É esse esforço de nossa imaginação que acaba civilizando as crianças. Elas se conformam com os anjinhos que nós imaginamos que elas sejam.

O porquê é simples: há uma série de vantagens para quem é amado. Ora, os adultos amam anjinhos. Portanto há vantagens evidentes em ser anjinho.

Nenhum cinismo nessa constatação: a educação moderna das crianças se faz desse jeito. Amando anjinhos para que as crianças tentem se identificar com eles.

Esse mecanismo é menos simples do que parece. Ele entra facilmente em crise de duas maneiras:
1. Quando não fica nada claro para as crianças como e quais são os anjinhos que os adultos gostam e amam.

2. Quando, aos olhos das crianças e de fato, os adultos não amam nenhuma imagem com a qual as crianças possam tentar se identificar. Em outras palavras, quando os pais não conseguem sonhar nem esperar nada para as crianças que produziram.

No primeiro caso, as crianças ficam com a tarefa de reconstruir ou mesmo de inventar o que os adultos querem que elas sejam.

Elas podem acreditar, por exemplo, que seja um bom negócio compor uma identidade feita de pedaços de violência hollywoodiana.
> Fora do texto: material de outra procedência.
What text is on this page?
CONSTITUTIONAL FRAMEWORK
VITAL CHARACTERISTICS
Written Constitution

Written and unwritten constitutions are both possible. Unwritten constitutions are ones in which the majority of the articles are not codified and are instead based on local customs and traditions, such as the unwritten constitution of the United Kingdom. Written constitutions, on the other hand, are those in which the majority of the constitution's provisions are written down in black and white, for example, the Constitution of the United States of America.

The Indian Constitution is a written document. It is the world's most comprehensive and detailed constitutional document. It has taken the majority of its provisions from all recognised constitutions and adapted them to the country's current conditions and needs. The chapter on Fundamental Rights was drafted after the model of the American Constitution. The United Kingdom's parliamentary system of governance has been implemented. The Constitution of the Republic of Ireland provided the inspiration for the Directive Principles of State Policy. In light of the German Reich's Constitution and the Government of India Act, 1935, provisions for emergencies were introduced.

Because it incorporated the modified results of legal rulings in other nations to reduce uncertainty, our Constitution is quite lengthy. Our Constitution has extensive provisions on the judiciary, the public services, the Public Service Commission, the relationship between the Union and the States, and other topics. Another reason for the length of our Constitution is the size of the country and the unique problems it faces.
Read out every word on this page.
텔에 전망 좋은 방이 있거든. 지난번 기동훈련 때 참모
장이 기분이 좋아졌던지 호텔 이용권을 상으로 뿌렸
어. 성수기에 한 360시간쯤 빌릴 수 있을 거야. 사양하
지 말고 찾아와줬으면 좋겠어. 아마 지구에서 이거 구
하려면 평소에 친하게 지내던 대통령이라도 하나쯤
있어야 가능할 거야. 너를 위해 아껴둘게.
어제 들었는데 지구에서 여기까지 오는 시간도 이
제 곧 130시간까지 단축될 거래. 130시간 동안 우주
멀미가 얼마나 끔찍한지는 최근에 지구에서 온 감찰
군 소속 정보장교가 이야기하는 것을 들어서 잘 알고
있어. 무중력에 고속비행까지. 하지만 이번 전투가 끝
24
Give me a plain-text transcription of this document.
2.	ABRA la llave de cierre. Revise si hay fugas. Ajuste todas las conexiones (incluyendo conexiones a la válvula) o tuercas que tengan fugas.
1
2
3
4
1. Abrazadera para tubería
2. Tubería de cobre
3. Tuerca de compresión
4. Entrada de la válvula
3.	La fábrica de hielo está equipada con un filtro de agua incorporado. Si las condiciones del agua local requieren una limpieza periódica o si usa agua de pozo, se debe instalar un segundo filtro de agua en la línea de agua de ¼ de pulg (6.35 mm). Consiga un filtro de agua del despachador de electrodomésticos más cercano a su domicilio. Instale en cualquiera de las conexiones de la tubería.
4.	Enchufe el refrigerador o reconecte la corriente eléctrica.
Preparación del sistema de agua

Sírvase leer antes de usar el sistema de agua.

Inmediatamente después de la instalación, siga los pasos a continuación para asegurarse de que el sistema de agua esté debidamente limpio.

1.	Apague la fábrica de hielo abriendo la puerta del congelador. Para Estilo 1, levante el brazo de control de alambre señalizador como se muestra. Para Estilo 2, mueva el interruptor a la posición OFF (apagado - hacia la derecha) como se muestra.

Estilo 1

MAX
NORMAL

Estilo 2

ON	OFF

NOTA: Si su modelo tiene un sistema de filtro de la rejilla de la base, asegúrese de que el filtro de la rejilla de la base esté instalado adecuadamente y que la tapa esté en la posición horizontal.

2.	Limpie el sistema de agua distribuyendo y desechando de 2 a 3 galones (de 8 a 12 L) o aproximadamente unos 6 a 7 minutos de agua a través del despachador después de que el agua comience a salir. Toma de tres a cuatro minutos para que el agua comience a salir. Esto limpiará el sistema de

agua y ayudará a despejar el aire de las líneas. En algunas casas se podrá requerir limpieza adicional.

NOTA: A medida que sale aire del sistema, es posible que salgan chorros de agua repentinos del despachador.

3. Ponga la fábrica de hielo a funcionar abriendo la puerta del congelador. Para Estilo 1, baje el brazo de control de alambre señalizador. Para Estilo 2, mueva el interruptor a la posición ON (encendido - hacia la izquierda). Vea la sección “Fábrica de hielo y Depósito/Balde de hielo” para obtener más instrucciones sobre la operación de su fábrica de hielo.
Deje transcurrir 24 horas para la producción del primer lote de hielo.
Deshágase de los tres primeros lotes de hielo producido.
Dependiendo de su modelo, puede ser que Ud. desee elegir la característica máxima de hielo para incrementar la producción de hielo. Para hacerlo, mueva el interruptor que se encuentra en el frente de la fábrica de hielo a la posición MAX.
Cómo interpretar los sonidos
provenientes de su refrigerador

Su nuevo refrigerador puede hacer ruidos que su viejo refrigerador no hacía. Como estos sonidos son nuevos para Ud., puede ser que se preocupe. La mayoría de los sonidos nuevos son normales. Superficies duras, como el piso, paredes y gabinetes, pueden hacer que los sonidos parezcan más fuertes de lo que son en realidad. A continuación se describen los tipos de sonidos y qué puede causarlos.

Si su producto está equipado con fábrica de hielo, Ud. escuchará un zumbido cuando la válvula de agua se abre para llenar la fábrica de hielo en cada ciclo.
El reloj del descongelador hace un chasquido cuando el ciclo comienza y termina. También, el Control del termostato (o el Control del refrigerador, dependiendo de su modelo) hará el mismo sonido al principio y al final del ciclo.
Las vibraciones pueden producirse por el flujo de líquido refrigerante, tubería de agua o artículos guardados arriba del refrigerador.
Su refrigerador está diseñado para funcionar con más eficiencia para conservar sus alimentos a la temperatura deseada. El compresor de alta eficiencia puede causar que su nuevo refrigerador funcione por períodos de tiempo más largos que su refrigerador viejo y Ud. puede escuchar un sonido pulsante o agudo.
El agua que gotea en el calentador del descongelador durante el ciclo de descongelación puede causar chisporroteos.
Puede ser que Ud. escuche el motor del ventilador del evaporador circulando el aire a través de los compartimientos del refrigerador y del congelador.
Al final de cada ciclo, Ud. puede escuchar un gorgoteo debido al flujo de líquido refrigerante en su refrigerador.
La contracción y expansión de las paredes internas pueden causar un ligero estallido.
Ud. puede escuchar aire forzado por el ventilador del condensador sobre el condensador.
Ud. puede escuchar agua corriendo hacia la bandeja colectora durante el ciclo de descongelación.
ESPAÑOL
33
Afinal, elas poderiam dizer: "Não é com isso que meus pais e a grande maioria dos adultos se divertem? Não é disso que eles gostam?".

É o que aconteceu, presumivelmente, com a série de menores americanos que nos últimos dois anos se transformaram em assassinos. A marca dessa confusão quanto ao que precisa para ser amado se revela no drama dessas crianças depois dos fatos. Não é que se sintam culpados.

Eles, sobretudo os mais jovens, se surpreendem, estranham que a mãe, por exemplo, não venha e não fique com eles. Nas entrevistas, há uma espécie de pergunta no ar: "Mas como, não era isso que vocês todos queriam de mim? Que eu fosse Rambo ou coisa que valha?".

Os três garotos de Jandira não colocam nenhuma pergunta desse tipo. Matam, estupram ou eventualmente perdem a vontade de matar. Mas em todo o caso nunca parecem ser cativos do amor. Não são reféns de nenhuma vontade de ser amados pelos adultos. Por isso eles estão fora da infância. E fora de nosso alcance

Nada de novo nisso: já sabíamos há tempo que nossa sociedade não se importa de excluir radicalmente um bom número de seus membros adultos e crianças. E ser excluído de uma sociedade moderna significa exatamente isso: ser privado da expectativa de ser amado ou gostado pelos outros. Ora, o horror de Jandira nos lembra que, num mundo que não é mais regrado por um Deus e pelo temor que ele inspira, o verdadeiro destemido, o mais perigoso de todos e para todos é justamente aquele que perdeu a esperança de ser amado.